BUNLARI TESPİT EDEN YAZILIMLAR HIZLA ARTIYOR
Deepfake videolarını normal gözle anlamak genelde aşırı zordur ancak bazı yöntemlerle tek bakışta sahteleri tespit etmeye çalışabilirsiniz. Öte yandan bunları tespit eden yazılımlar da hızla artıyor. Örneğin thesentinel.ai adlı platformdan bir video içeriğinin sahte olup olmadığını kontrol edebilirsiniz. Sentinel, yüklenen medyayı analiz etmek ve manipüle edilip edilmediğini belirlemek için geliştirilmiş yapay zeka algoritmaları kullanıyor. weverify.eu adlı site de yine yanıltıcı ve uydurma içerikleri tespit etmek için geliştirdi. Öte yandan şu taktikler de büyük işinize yarayacaktır:
SESE VE MİMİKLERE ÇOK DİKKAT EDİN
Deepfake videolarında bazen belirgin hatalar olabilir. Örneğin, yüz ifadesi ile sesin ağza uyumsuzlukları gözlenebilir.
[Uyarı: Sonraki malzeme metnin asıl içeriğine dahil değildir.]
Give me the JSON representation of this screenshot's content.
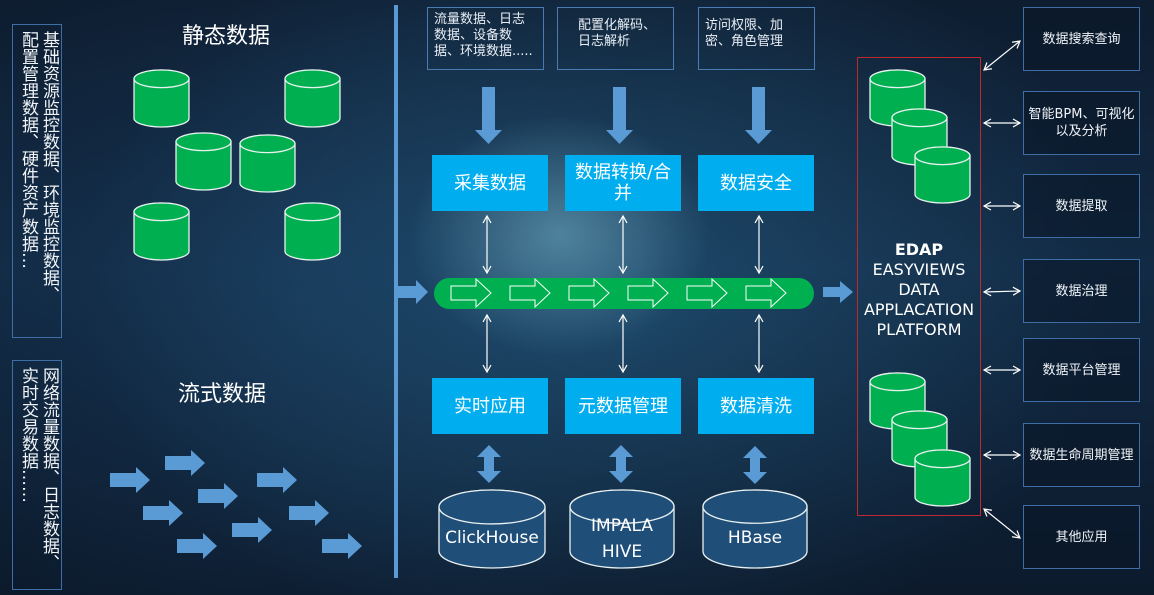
{
  "static_section": {
    "title": "静态数据",
    "description_col1": "基础资源监控数据、环境监控数据、",
    "description_col2": "配置管理数据、硬件资产数据…",
    "db_icon_count": 6
  },
  "stream_section": {
    "title": "流式数据",
    "description_col1": "网络流量数据、日志数据、",
    "description_col2": "实时交易数据……",
    "arrow_icon_count": 9
  },
  "sources": [
    {
      "text": "流量数据、日志数据、设备数据、环境数据....."
    },
    {
      "text": "配置化解码、日志解析"
    },
    {
      "text": "访问权限、加密、角色管理"
    }
  ],
  "processes_top": [
    {
      "label": "采集数据"
    },
    {
      "label": "数据转换/合并"
    },
    {
      "label": "数据安全"
    }
  ],
  "processes_bottom": [
    {
      "label": "实时应用"
    },
    {
      "label": "元数据管理"
    },
    {
      "label": "数据清洗"
    }
  ],
  "pipeline": {
    "arrow_count": 6
  },
  "storage": [
    {
      "line1": "ClickHouse",
      "line2": ""
    },
    {
      "line1": "IMPALA",
      "line2": "HIVE"
    },
    {
      "line1": "HBase",
      "line2": ""
    }
  ],
  "platform": {
    "acronym": "EDAP",
    "line1": "EASYVIEWS",
    "line2": "DATA",
    "line3": "APPLACATION",
    "line4": "PLATFORM"
  },
  "applications": [
    {
      "label": "数据搜索查询"
    },
    {
      "label": "智能BPM、可视化以及分析"
    },
    {
      "label": "数据提取"
    },
    {
      "label": "数据治理"
    },
    {
      "label": "数据平台管理"
    },
    {
      "label": "数据生命周期管理"
    },
    {
      "label": "其他应用"
    }
  ],
  "colors": {
    "db_green": "#00b050",
    "process_blue": "#00aeef",
    "arrow_blue": "#5b9bd5",
    "edap_border": "#c0282d",
    "storage_fill": "#1f4e79"
  }
}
Ses ve konuşma kalitesine dikkat edin. Deepfake videolarında ses ve diksiyon hataları olabilir. Ses tonu veya konuşma tarzı anormal olabilir.
Yüz ifadelerini ve mimikleri yakından inceleyin. Bazen ifadelerde ciddi alakasızlıklar görülebilir.
Deepfake videolarında, arka plan veya diğer nesnelerde görüntü düzenlemesi veya distorsiyon olabilir. Bu nedenle arka planı ve nesneleri yakından incelemek önemlidir.
Deepfake olduğundan şüphelendiğiniz bir video varsa, orijinal veya referans bir video ile karşılaştırın. Bu, farklılıkları daha iyi görmeye yardımcı olabilir.
KENDİNİZDEN BİLE ŞÜPHE EDEBİLİRSİNİZ
Deepfake teknolojisinin kötüye kullanımlarının arttığını ifade eden Sezgin, “Yapay zeka temelli, dezenformasyona dayalı bir manipülasyon sistemi olarak, söz konusu videolar şantaj, tehdit, dolandırıcılık, pornografi, seçim propagandası ve seçim manipülasyonu gibi amaçlarla kullanılabilmekte. Görüntüler öyle inandırıcı ki söz konusu kişi siz bile olsanız bir an kendinizden şüphe edebilirsiniz” dedi. Sezgin, deepfake mağduru olduğunuzda hukuki yolları ve argümanları şu şekilde sıraladı:
Deepfake oluşturmak için kullanılan kişisel veriler (kişinin sesi, yüzü ve dış görüntüsü) için kişinin rızasının, hatta haberinin bile olmadığı düşünüldüğünde kişisel verilerinin korunmasına ilişkin haklar gündeme gelecektir. Fail için hapis cezaları öngörülmüştür.
Deepfake ile kişinin onur ve şerefini rencide edecek bir durum yaratılmışsa, TCK’nın 125’inci maddesi baz alınarak hakaret davası açılabilir.
Kişinin deepfake ile aldatılması halinde somut durum özelinde TCK’nın 157-158’inci maddelerinde yer alan dolandırıcılık suçu gündeme gelebilir.
İnternet ortamında yayınlar yoluyla işlenen suçlarla mücadele edilmesi hakkında kanun uyarınca, kişilik hakları ihlal edilen kişi, içerik sağlayıcısına, buna ulaşamaması halinde yer sağlayıcısına başvurarak uyarı yöntemi ile bu içeriğin internet ortamında yapılan yayından çıkarılmasını talep edebileceği gibi doğrudan sulh ceza hakimine başvurarak içeriğin çıkarılmasını ve/veya erişimin engellenmesi isteyebilir.